The results of this project will provide the first comprehensive systems-level understanding of how environmental conditions influence key carbon fixation processes at the gene-protein-organism level.
This topic of study was selected because it addresses critical Energy Department science needs, provides model microorganisms to apply high throughput biology and computational modeling, and because it takes advantage of EMSL’s experimental and computational capabilities.

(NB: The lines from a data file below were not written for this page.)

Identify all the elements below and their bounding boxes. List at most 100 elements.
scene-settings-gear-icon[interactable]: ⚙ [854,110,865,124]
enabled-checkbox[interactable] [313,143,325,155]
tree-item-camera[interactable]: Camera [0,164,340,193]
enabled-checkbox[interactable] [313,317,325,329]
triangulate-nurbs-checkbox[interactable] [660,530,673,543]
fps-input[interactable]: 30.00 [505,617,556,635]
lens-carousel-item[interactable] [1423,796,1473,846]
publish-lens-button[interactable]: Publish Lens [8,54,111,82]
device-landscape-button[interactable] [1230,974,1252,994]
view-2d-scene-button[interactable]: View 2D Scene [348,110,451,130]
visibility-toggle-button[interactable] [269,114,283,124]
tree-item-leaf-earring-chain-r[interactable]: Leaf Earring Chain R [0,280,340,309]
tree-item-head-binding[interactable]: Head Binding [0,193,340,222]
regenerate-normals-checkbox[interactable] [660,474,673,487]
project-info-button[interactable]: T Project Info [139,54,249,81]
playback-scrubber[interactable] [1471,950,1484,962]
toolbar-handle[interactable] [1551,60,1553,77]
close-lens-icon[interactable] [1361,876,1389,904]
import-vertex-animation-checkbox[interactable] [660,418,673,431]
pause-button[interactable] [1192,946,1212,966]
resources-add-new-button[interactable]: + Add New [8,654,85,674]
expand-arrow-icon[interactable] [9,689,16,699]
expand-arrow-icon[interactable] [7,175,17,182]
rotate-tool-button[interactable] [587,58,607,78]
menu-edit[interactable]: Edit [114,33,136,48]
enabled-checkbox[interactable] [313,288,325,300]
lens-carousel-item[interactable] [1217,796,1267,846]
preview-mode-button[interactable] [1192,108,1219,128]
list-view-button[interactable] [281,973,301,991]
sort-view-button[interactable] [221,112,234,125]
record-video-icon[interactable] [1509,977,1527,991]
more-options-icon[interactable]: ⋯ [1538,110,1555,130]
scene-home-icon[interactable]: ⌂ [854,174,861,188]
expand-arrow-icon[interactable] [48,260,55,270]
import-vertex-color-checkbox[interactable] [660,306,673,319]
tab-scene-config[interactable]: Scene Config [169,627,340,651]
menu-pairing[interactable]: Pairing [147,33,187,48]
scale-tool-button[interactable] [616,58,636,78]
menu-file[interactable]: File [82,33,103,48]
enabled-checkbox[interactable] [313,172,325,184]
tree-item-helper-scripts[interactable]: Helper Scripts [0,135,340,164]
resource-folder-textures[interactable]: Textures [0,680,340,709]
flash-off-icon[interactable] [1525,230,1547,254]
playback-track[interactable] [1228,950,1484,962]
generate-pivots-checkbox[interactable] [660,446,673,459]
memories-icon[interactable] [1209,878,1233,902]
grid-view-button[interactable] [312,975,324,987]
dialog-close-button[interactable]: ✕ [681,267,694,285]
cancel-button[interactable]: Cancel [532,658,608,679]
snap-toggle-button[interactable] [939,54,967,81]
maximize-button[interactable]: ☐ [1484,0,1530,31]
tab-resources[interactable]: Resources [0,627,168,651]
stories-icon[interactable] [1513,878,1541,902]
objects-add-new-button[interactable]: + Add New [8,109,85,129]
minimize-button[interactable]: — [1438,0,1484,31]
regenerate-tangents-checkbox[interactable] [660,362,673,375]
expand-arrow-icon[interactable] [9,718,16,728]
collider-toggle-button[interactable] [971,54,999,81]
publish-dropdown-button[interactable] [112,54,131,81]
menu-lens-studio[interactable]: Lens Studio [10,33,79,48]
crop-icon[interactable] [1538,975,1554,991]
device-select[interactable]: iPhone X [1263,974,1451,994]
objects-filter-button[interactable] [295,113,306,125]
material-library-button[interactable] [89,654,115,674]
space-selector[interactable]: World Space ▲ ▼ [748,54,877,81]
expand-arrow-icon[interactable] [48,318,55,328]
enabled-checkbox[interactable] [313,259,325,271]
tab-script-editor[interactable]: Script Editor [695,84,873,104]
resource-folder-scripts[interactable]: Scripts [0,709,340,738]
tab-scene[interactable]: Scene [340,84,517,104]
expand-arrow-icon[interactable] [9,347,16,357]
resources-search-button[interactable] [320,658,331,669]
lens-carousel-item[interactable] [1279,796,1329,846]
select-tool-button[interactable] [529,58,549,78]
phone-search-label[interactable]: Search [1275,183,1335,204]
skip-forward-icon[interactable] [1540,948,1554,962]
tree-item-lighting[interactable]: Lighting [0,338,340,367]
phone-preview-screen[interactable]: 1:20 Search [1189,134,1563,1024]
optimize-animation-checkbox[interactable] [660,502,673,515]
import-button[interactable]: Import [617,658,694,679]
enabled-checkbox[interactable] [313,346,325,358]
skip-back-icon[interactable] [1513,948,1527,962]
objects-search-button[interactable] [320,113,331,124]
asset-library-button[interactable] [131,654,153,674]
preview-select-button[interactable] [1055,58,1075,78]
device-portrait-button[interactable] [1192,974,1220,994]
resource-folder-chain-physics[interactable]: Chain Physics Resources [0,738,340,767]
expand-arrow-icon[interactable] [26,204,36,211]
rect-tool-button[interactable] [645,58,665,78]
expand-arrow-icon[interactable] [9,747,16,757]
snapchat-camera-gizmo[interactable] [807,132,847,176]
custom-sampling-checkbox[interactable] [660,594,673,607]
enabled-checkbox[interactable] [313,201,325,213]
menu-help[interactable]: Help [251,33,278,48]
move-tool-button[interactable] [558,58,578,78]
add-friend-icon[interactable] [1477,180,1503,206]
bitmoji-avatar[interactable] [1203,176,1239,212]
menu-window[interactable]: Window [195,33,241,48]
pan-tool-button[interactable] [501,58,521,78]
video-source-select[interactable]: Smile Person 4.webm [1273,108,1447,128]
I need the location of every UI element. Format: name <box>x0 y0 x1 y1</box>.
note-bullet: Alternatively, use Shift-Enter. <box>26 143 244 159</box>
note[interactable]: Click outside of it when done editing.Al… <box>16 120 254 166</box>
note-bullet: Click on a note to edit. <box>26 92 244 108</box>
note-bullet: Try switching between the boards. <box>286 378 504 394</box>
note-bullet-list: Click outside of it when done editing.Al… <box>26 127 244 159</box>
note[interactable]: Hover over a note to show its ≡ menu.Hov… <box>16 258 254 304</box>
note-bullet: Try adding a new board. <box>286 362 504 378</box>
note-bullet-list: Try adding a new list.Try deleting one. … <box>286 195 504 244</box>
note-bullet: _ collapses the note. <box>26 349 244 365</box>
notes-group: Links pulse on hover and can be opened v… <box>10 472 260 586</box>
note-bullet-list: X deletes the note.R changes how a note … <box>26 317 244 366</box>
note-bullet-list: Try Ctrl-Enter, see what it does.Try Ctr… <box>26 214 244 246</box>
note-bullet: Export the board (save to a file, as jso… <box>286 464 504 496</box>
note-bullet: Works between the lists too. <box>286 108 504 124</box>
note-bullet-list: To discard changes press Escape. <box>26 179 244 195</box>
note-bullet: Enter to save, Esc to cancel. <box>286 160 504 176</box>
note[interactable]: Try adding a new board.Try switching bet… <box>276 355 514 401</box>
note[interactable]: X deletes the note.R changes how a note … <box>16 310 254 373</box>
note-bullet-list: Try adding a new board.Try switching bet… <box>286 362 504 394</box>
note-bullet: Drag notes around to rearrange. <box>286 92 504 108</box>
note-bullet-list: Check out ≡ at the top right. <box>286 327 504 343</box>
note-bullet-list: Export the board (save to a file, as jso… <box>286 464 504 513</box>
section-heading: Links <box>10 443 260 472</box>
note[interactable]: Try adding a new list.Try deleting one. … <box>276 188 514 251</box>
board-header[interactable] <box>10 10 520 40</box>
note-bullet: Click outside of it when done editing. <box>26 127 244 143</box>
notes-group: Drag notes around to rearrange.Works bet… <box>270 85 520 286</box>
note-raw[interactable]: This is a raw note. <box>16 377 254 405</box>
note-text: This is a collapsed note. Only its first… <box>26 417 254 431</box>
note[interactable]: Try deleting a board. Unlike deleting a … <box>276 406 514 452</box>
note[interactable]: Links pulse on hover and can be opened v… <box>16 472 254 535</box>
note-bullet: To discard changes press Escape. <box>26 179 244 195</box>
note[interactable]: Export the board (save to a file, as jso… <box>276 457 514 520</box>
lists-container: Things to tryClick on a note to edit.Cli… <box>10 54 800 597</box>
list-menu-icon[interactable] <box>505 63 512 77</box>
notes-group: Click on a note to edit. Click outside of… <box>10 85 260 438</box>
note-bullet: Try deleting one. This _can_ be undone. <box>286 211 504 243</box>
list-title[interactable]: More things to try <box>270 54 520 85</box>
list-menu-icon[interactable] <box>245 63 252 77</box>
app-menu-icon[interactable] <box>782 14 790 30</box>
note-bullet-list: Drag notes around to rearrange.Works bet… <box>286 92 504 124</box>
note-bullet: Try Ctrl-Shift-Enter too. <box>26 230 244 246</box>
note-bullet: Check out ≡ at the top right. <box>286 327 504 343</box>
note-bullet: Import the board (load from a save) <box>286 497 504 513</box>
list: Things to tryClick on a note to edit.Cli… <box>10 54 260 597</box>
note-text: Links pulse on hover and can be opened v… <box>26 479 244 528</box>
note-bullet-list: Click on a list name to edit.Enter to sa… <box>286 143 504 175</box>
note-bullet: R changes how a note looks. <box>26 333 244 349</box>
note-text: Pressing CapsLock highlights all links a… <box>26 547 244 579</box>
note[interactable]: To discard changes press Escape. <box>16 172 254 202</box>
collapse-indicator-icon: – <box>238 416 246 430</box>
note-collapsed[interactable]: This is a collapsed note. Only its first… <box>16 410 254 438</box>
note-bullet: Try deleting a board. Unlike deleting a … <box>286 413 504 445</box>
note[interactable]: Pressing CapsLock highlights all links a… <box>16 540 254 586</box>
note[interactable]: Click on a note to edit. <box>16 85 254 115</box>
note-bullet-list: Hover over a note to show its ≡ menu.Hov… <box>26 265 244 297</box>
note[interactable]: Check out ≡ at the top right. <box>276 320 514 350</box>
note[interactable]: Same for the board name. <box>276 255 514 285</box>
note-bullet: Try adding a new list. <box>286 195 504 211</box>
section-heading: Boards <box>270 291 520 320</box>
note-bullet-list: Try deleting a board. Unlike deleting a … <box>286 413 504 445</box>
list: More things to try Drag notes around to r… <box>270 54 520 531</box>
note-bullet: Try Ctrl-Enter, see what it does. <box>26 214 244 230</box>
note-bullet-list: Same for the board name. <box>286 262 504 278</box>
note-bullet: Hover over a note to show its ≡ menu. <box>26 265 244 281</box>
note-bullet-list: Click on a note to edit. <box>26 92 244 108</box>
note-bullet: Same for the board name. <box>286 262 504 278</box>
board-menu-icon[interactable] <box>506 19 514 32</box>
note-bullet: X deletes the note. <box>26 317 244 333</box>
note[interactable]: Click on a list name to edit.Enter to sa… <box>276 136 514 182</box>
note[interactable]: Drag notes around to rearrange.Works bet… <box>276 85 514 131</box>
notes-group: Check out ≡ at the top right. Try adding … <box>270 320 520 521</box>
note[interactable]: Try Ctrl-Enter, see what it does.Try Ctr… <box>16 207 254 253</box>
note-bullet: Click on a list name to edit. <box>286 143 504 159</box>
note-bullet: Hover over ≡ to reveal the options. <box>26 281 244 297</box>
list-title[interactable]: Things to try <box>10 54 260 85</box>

EMSL’s unique and broad-ranging experimental and computational facilities are central to the approach for the projects.
“EMSL is already one of Department of Energy’s most successful national user facilities,” said Raymond L. Orbach, director of the Energy Department’s Office of Science, “so it is a fitting place to attempt such ambitious grand challenges, where we can pair large groups of our most talented scientists with our most sophisticated analytical tools to look at very specific and vexing scientific problems.
“We are hopeful that this approach will become a model for collaborative research at EMSL and other DOE facilities.”
EMSL Director Allison Campbell said, “We are bringing together international expertise to advance an area of science in ways that haven’t been possible before. A combination of world-class minds, methods and capabilities uniquely positions PNNL and EMSL to deliver answers to the grand challenge questions these teams are addressing.”
The William R. Wiley Environmental Molecular Sciences Laboratory is located on the PNNL campus. Since its inception in 1997, the 200,000-square-foot facility has played host to more than 5,500 visiting scientists, professors and other individuals who requested use of the facility’s resources through a peer-review proposal process.
These individuals — commonly referred to as “users” — come to EMSL from academia, other research and development laboratories and industry.
PNNL is an Energy Department Office of Science facility in Richland, Wash., that solves complex problems in energy, national security, the environment and life sciences by advancing the understanding of physics, chemistry, biology and computation.
PNNL employs more than 4,000 people, has a $650 million annual budget and has been managed by Ohio-based Battelle since the lab’s inception in 1965.